Bence bu fobi gelip giden 6 hocada da 70'e yakın topçuda da Sinan Engin hariç diğer menajerlerde de vardı. Yoksa mevcut durumun bir açıklamasını yapamıyorum. Yapamayacağım.
Bazı gerçekler vardır herkes bilir, görür; ama kimse biliyorum, gördüm demez. O konuda konuşmak istenmez, konuşmak zorunda kalıdnığında orta sahada top dolaştırılır, kısa tarafından taca yollanır. Son 4 yıldır Futbol yorumcularının alayı bunu yapıyor. İşin kötüsü Çarşı da bunu yapıyor. Kimsenin açık seçik beyan edemediği gerçek sadece mevcut Beşiktaş yönetiminin başarısızlığı değil aynı zamanda iticiliği ve sevimsizliğidir.

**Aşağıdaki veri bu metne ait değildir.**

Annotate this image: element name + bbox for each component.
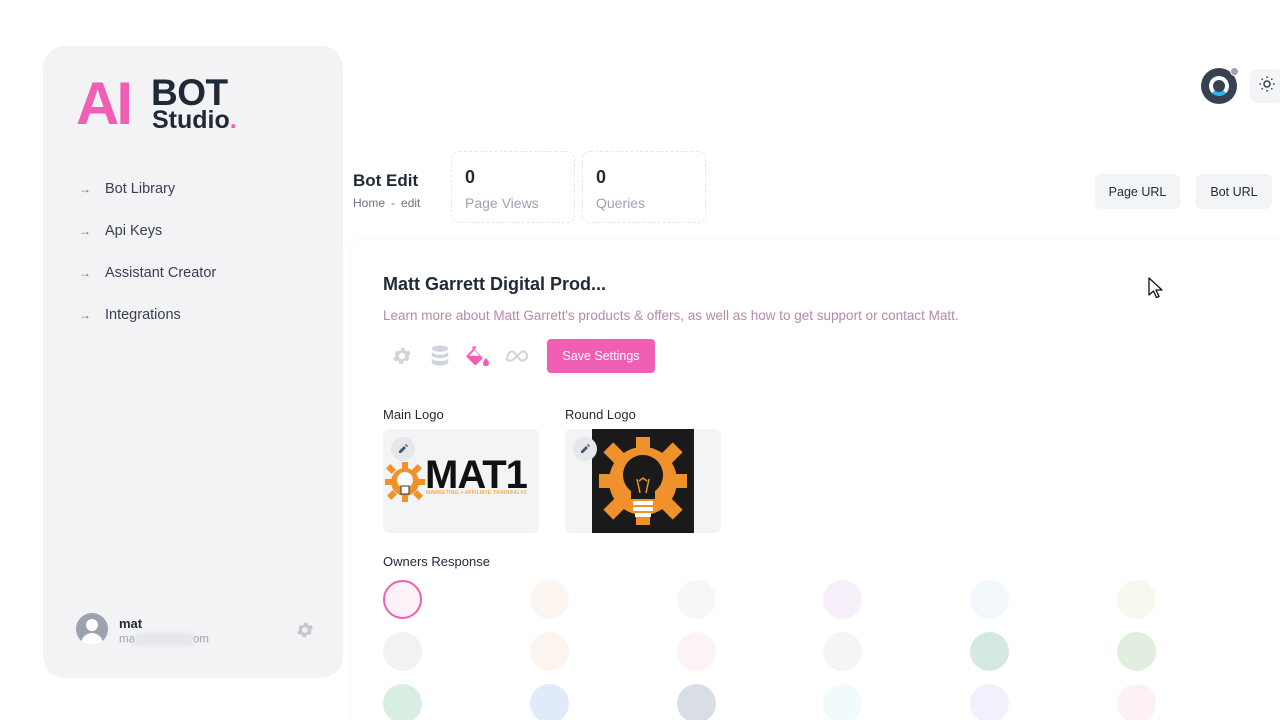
arrow-right-icon: → [79,224,91,238]
sidebar-item-integrations[interactable]: → Integrations [79,294,216,336]
color-swatch[interactable] [383,632,422,671]
color-swatch[interactable] [1117,632,1156,671]
user-name: mat [119,616,143,631]
sidebar-item-label: Bot Library [105,181,176,197]
sidebar-item-api-keys[interactable]: → Api Keys [79,210,216,252]
mouse-cursor-icon [1148,277,1164,304]
stat-label: Page Views [465,195,539,211]
page-views-stat: 0 Page Views [451,151,575,223]
breadcrumb-home[interactable]: Home [353,196,385,210]
gear-bulb-logo [385,462,425,502]
arrow-right-icon: → [79,266,91,280]
color-swatch[interactable] [529,684,569,720]
sidebar-nav: → Bot Library → Api Keys → Assistant Cre… [79,168,216,336]
arrow-right-icon: → [79,308,91,322]
logo-studio-text: Studio. [152,106,237,134]
stat-label: Queries [596,195,646,211]
queries-stat: 0 Queries [582,151,706,223]
user-email: ma om [119,633,209,646]
color-swatch[interactable] [1117,684,1156,720]
user-profile[interactable]: mat ma om [76,613,316,649]
gear-icon[interactable] [295,620,315,640]
status-dot [1230,67,1239,76]
color-swatch[interactable] [1117,580,1156,619]
main-logo-upload[interactable]: MAT1 MARKETING + AFFILIATE TRAINING #1 [383,429,539,533]
sun-icon [1258,75,1276,98]
color-swatch[interactable] [823,684,863,720]
sidebar-item-label: Api Keys [105,223,163,239]
bot-url-button[interactable]: Bot URL [1196,174,1272,209]
stat-value: 0 [596,167,607,187]
color-swatch[interactable] [970,580,1010,619]
bot-description: Learn more about Matt Garrett's products… [383,308,959,323]
color-swatch[interactable] [676,632,716,671]
account-avatar[interactable] [1201,67,1239,104]
color-swatch[interactable] [529,580,569,619]
page-url-button[interactable]: Page URL [1095,174,1180,209]
bot-name: Matt Garrett Digital Prod... [383,274,607,294]
meta-icon[interactable] [505,344,529,368]
color-swatch[interactable] [529,632,569,671]
round-logo-upload[interactable] [565,429,721,533]
gear-icon[interactable] [390,344,414,368]
breadcrumb: Home - edit [353,196,421,210]
owners-response-label: Owners Response [383,554,490,569]
sidebar-item-label: Integrations [105,307,181,323]
color-swatch[interactable] [676,684,716,720]
database-icon[interactable] [428,344,452,368]
breadcrumb-current: edit [401,196,421,210]
round-logo-label: Round Logo [565,407,636,422]
sidebar: AI BOT Studio. → Bot Library → Api Keys … [43,46,343,678]
sidebar-item-bot-library[interactable]: → Bot Library [79,168,216,210]
app-logo[interactable]: AI BOT Studio. [76,70,246,137]
sidebar-item-assistant-creator[interactable]: → Assistant Creator [79,252,216,294]
page-title: Bot Edit [353,171,419,190]
color-swatch[interactable] [383,580,422,619]
logo-ai-text: AI [76,70,133,137]
color-swatch[interactable] [970,684,1010,720]
pencil-icon[interactable] [391,437,415,461]
save-settings-button[interactable]: Save Settings [547,339,655,373]
round-logo-image [592,429,694,533]
color-swatch[interactable] [383,684,422,720]
paint-bucket-icon[interactable] [466,344,490,368]
pencil-icon[interactable] [573,437,597,461]
stat-value: 0 [465,167,476,187]
color-swatch[interactable] [970,632,1010,671]
arrow-right-icon: → [79,182,91,196]
avatar [76,613,108,645]
theme-toggle-button[interactable] [1250,69,1280,103]
main-logo-tagline: MARKETING + AFFILIATE TRAINING #1 [426,490,527,496]
color-swatch[interactable] [676,580,716,619]
main-logo-label: Main Logo [383,407,444,422]
sidebar-item-label: Assistant Creator [105,265,217,281]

Çocukluğumuzda, ilk gençliğimizde bu takımın düşmanı yoktu. Herkesin ikinci takımıydı Beşiktaş. Sempatik, hakkaniyetli, futboluyla gündeme gelen saygı duyulan bir takımdı. Bugünse tek ortak noktaları Beşiktaş düşmanlığı olan kent takımları var (bkz. 061626.com). Del Bosque ve Tigana serüvenleri nedeniyle Kapıkule'nin dışında nasıl tanındığımızı (tanınıyorsak) hesaba katmıyorum bile.

Yanlış transfer yaparsın, arkasındayız dediğin hocayı ertesi gün kovarsın... bunlara alışkınız. Sadece Beşiktaş yönetimi değil her klüp yapıyor bunu. Ama kardeşim, 4 yıl içinde bu kadar düşman kazanamazsın, bu kadar antipatik bir klüp yaratamazsın. İddia ediyorum, yemesen içmesen, yirmidört saatini bu işe versen yine de bunu başarmak mümkün değil. Ama siz başardınız sayın Demirören. Vallahi bravo. Tarih sizi böyle anacak; Beşiktaş'ın şuur tutulmasına uğradığı yılların baş başkanı...

Anladık ki, klübü soktuğunuz borç batağından çıkarmaya kimsenin gücü yetmeyecek. Kimse cesaret edip karşınıza çıkamayacak kongrede. Artık sizden kurtulmak için bu sevimsizleştirdiğiniz oyuncağınızdan sıkılmanızı bekleyeceğiz.